I grew up in a really tough neighborhood. If kids weren’t in LA’s BEST, it was easy for them to get wrapped up in gang activity. Gun violence was rampant; I had many friends whose lives were taken too soon. These are examples of kids who didn’t have access to LA’s BEST and who were looking for community, brotherhood, and validation in the wrong places. Still today, we need enriching programs like LA’s BEST to divert kids away from those dangerous lifestyles.
Q: How did being in LA’s BEST help you and your family?
None of my younger brothers who went through LA’s BEST were involved in gangs. I come from first-generation parents whose education was limited so helping us with our homework was difficult. That’s again where LA’s BEST stepped in. The coaches would help and encourage us with our schoolwork. The program was a safe haven. My time there was sentimental, I can’t express how important it was for me to have a place where I felt safe.
Q: What was the most significant impact of LA’s BEST on your life?
Being exposed to LA’s BEST gave me a voice of reason and introduced me to my first positive adult male role models. It provided me a space to just feel like a kid and not have to worry about everything else going on in my life. It helped reassure me and emboldened me to get more involved and speak louder. In retrospect, LA’s BEST empowered me to empower others.

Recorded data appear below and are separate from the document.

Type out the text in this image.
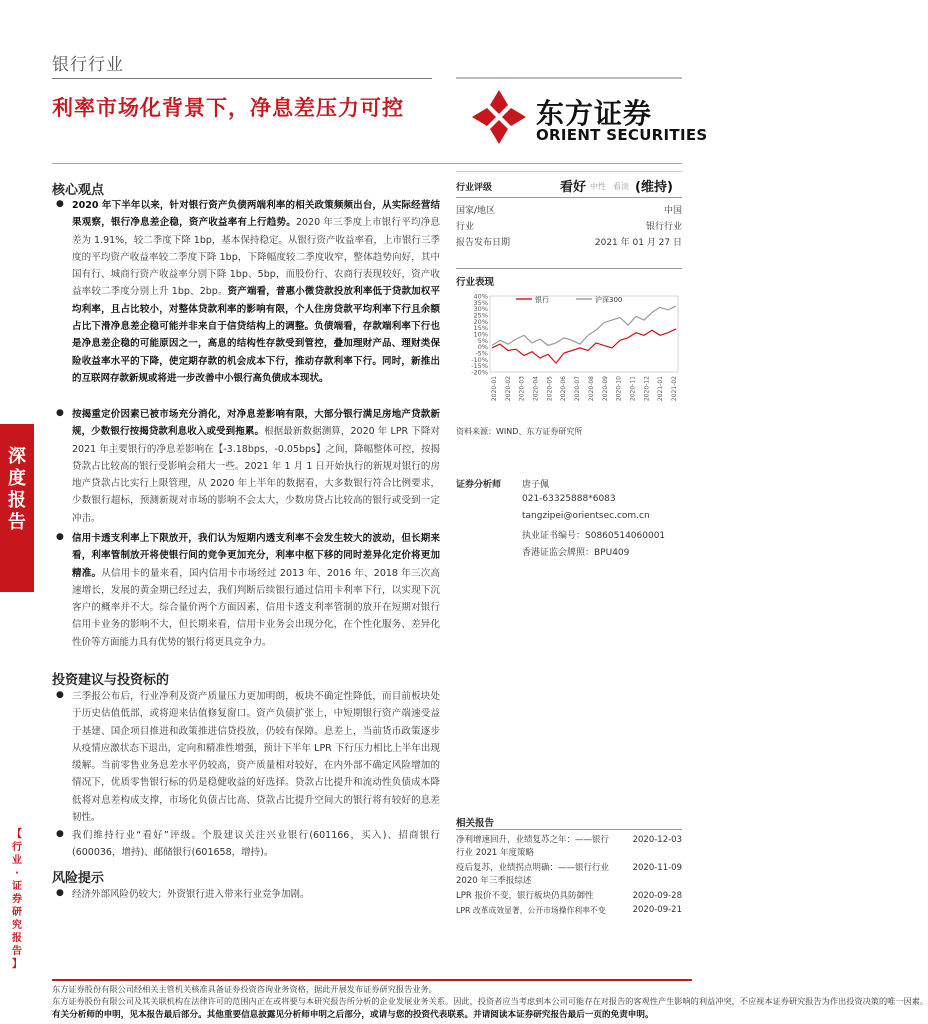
银行行业
利率市场化背景下，净息差压力可控	东方证券
ORIENT SECURITIES
深
度
报
告
【
行
业
·
证
券
研
究
报
告
】
核心观点
● 2020 年下半年以来，针对银行资产负债两端利率的相关政策频频出台，从实际经营结果观察，银行净息差企稳，资产收益率有上行趋势。2020 年三季度上市银行平均净息差为 1.91%，较二季度下降 1bp，基本保持稳定。从银行资产收益率看，上市银行三季度的平均资产收益率较二季度下降 1bp，下降幅度较二季度收窄，整体趋势向好，其中国有行、城商行资产收益率分别下降 1bp、5bp，而股份行、农商行表现较好，资产收益率较二季度分别上升 1bp、2bp。资产端看，普惠小微贷款投放利率低于贷款加权平均利率，且占比较小，对整体贷款利率的影响有限，个人住房贷款平均利率下行且余额占比下滑净息差企稳可能并非来自于信贷结构上的调整。负债端看，存款端利率下行也是净息差企稳的可能原因之一，高息的结构性存款受到管控，叠加理财产品、理财类保险收益率水平的下降，使定期存款的机会成本下行，推动存款利率下行。同时，新推出的互联网存款新规或将进一步改善中小银行高负债成本现状。
● 按揭重定价因素已被市场充分消化，对净息差影响有限，大部分银行满足房地产贷款新规，少数银行按揭贷款利息收入或受到拖累。根据最新数据测算，2020 年 LPR 下降对 2021 年主要银行的净息差影响在【-3.18bps，-0.05bps】之间，降幅整体可控，按揭贷款占比较高的银行受影响会稍大一些。2021 年 1 月 1 日开始执行的新规对银行的房地产贷款占比实行上限管理，从 2020 年上半年的数据看，大多数银行符合比例要求，少数银行超标，预测新规对市场的影响不会太大，少数房贷占比较高的银行或受到一定冲击。
● 信用卡透支利率上下限放开，我们认为短期内透支利率不会发生较大的波动，但长期来看，利率管制放开将使银行间的竞争更加充分，利率中枢下移的同时差异化定价将更加精准。从信用卡的量来看，国内信用卡市场经过 2013 年、2016 年、2018 年三次高速增长，发展的黄金期已经过去，我们判断后续银行通过信用卡利率下行，以实现下沉客户的概率并不大。综合量价两个方面因素，信用卡透支利率管制的放开在短期对银行信用卡业务的影响不大，但长期来看，信用卡业务会出现分化，在个性化服务、差异化性价等方面能力具有优势的银行将更具竞争力。
投资建议与投资标的
● 三季报公布后，行业净利及资产质量压力更加明朗，板块不确定性降低，而目前板块处于历史估值低部，或将迎来估值修复窗口。资产负债扩张上，中短期银行资产端速受益于基建、国企项目推进和政策推进信贷投放，仍较有保障。息差上，当前货币政策逐步从疫情应激状态下退出，定向和精准性增强，预计下半年 LPR 下行压力相比上半年出现缓解。当前零售业务息差水平仍较高，资产质量相对较好，在内外部不确定风险增加的情况下，优质零售银行标的仍是稳健收益的好选择。贷款占比提升和流动性负债成本降低将对息差构成支撑，市场化负债占比高、贷款占比提升空间大的银行将有较好的息差韧性。
● 我们维持行业“看好”评级。个股建议关注兴业银行(601166，买入)、招商银行(600036，增持)、邮储银行(601658，增持)。
风险提示
● 经济外部风险仍较大；外资银行进入带来行业竞争加剧。
行业评级	看好 中性 看淡 (维持)
国家/地区	中国
行业	银行行业
报告发布日期	2021 年 01 月 27 日
行业表现
银行	沪深300
40%
35%
30%
25%
20%
15%
10%
5%
0%
-5%
-10%
-15%
-20%
2020-01 2020-02 2020-03 2020-04 2020-05 2020-06 2020-07 2020-08 2020-09 2020-10 2020-11 2020-12 2021-01 2021-02
资料来源：WIND、东方证券研究所
证券分析师 唐子佩
021-63325888*6083
tangzipei@orientsec.com.cn
执业证书编号：S0860514060001
香港证监会牌照：BPU409
相关报告
净利增速回升，业绩复苏之年：——银行行业 2021 年度策略
2020-12-03
疫后复苏，业绩拐点明确：——银行行业 2020 年三季报综述
2020-11-09
LPR 报价不变，银行板块仍具防御性	2020-09-28
LPR 改革成效显著，公开市场操作利率不变	2020-09-21
东方证券股份有限公司经相关主管机关核准具备证券投资咨询业务资格，据此开展发布证券研究报告业务。
东方证券股份有限公司及其关联机构在法律许可的范围内正在或将要与本研究报告所分析的企业发展业务关系。因此，投资者应当考虑到本公司可能存在对报告的客观性产生影响的利益冲突，不应视本证券研究报告为作出投资决策的唯一因素。
有关分析师的申明，见本报告最后部分。其他重要信息披露见分析师申明之后部分，或请与您的投资代表联系。并请阅读本证券研究报告最后一页的免责申明。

Q: What do you think is the greatest impact of LA’s BEST on our community?
LA’s BEST is an asset to our community and we need to protect it. When you talk to alumni – 15, 20, 30 years later – you realize the ripple effect of LA’s BEST on students and the people around them – especially their families. It’s astronomical! What LA’s BEST produces and what the community gets in return is more than just tangible right away. LA’s BEST is an investment for the future.